Baking question – pie crust recipe?

drst:

OK Tumblr, hit me with your best pie crust recipes please?

Alrighty then:

Rich, melt in your mouth crust.  Makes enough for 1, 9″ crust.  Double the amounts if you want a crust on top, too.

1 C flour

2 T sugar

2 T softened butter

¼ C heavy cream

2 T canola oil

mix with a fork and light hand, until forms a slightly sticky ball (about 2 minutes)

lightly coat 2 pieces of parchment with cooking spray.  Place dough ball on sprayed side and cover with second piece of parchment. Roll into circle between the two sheets of parchment.  Put in fridge to firm up enough that you can manipulate it in the pie pan without it falling apart.

fill pie and glaze with a mix of ¼ C apricot preserves and 2 t water.    

Very rich (heavy cream, right?).  Unlike other recipes, takes a lot of abuse when mixing and still tastes good.  Best with fruit filling.  

If you’re making a pumpkin pie or other kind of custard pie, you may want to use a drier recipe.  Crust recipes aren’t much more than flour, butter, and water. Honestly, how well it turns out really depends on what you do with the ingredients more than what ingredients you use.   

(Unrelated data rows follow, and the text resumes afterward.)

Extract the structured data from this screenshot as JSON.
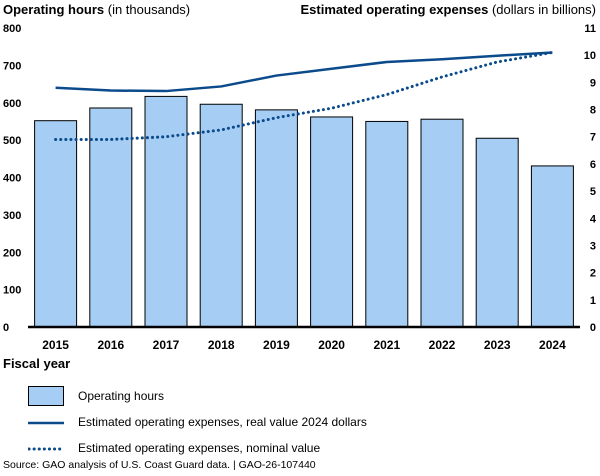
{
  "left_axis_title": {
    "bold": "Operating hours",
    "rest": "(in thousands)"
  },
  "right_axis_title": {
    "bold": "Estimated operating expenses",
    "rest": "(dollars in billions)"
  },
  "x_axis_title": "Fiscal year",
  "legend": {
    "bars": "Operating hours",
    "real": "Estimated operating expenses, real value 2024 dollars",
    "nominal": "Estimated operating expenses, nominal value"
  },
  "source": "Source: GAO analysis of U.S. Coast Guard data.  |  GAO-26-107440",
  "colors": {
    "bar_fill": "#a6cef4",
    "line": "#0b4a8b"
  },
  "chart_data": {
    "type": "bar",
    "categories": [
      "2015",
      "2016",
      "2017",
      "2018",
      "2019",
      "2020",
      "2021",
      "2022",
      "2023",
      "2024"
    ],
    "y_left": {
      "ylim": [
        0,
        800
      ],
      "ticks": [
        0,
        100,
        200,
        300,
        400,
        500,
        600,
        700,
        800
      ]
    },
    "y_right": {
      "ylim": [
        0,
        11
      ],
      "ticks": [
        0,
        1,
        2,
        3,
        4,
        5,
        6,
        7,
        8,
        9,
        10,
        11
      ]
    },
    "series": [
      {
        "name": "Operating hours",
        "kind": "bar",
        "axis": "left",
        "values": [
          552,
          586,
          617,
          596,
          581,
          562,
          550,
          556,
          505,
          431
        ]
      },
      {
        "name": "Estimated operating expenses, real value 2024 dollars",
        "kind": "line",
        "axis": "right",
        "style": "solid",
        "values": [
          8.8,
          8.7,
          8.68,
          8.85,
          9.25,
          9.5,
          9.75,
          9.85,
          9.98,
          10.1
        ]
      },
      {
        "name": "Estimated operating expenses, nominal value",
        "kind": "line",
        "axis": "right",
        "style": "dotted",
        "values": [
          6.9,
          6.9,
          7.0,
          7.25,
          7.7,
          8.05,
          8.55,
          9.2,
          9.75,
          10.1
        ]
      }
    ],
    "grid": false,
    "legend_position": "bottom"
  }
}
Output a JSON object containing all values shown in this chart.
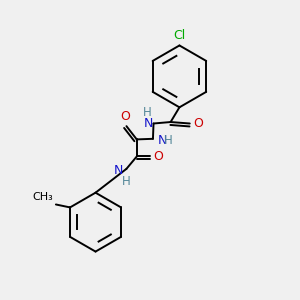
{
  "bg_color": "#f0f0f0",
  "atom_colors": {
    "C": "#000000",
    "N": "#1414cc",
    "O": "#cc0000",
    "Cl": "#00aa00",
    "H": "#558899"
  },
  "bond_color": "#000000",
  "bond_width": 1.4
}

No matter the recipe, the tricks to any good pie crust are: 

  1. best quality ingredients you can afford
  2. a pastry cutter, seriously.  I know they’re a pain in the ass to keep in your kitchen drawer, but the cheapo wire ones are the best.
  3. a very light hand when cutting in the butter – press down to cut the butter into pieces and fluff up to spread it around while you turn the bowl to cut in the butter, quit just as soon as it looks relatively evenly distributed and you don’t have a lot of flour that isn’t incorporated.  It’s the small bits of uncut butter that make it flaky.  Think of it as if you’re making flour covered bits of butter that you’re going to layer on top of each other when you roll out the dough.  The butter melts during the cooking and leaves behind the teeny tiny pockets that makes the crust flaky.  So don’t mix things up too finely, or you won’t get a flaky, light crust.  
  4. An equally light hand when mixing in the water – make a well in the dry ingredients, add the water to the well, scoop the dry ingredients a forkful at a time through the well while you turn the bowl
  5. only add as much water as you think will hold everything together when you press it into a ball.  You can always sprinkle a little more water over it and keep fluffing with a fork until it looks right.  Try pinching about a teaspoon of it between your fingers and see if it holds together. If it holds together, stop.
  6. Repeat after me:  do NOT overwork the dough.  Don’t overwork it when you cut in the butter.  Don’t overwork it when you mix in the water.  Don’t overwork it when you roll it out, and don’t overwork it when you pinch the edge of the crust together.  It’s like making biscuits.  The more you fuss with the dough, the tougher and blander it tastes.  My midwestern farmer grandmother’s pie crust looked like a crazy patchwork quilt, but it was the best tasting crust ever.  
  7. glaze with milk and sprinkle sugar on the crust before you put it in the oven… yum.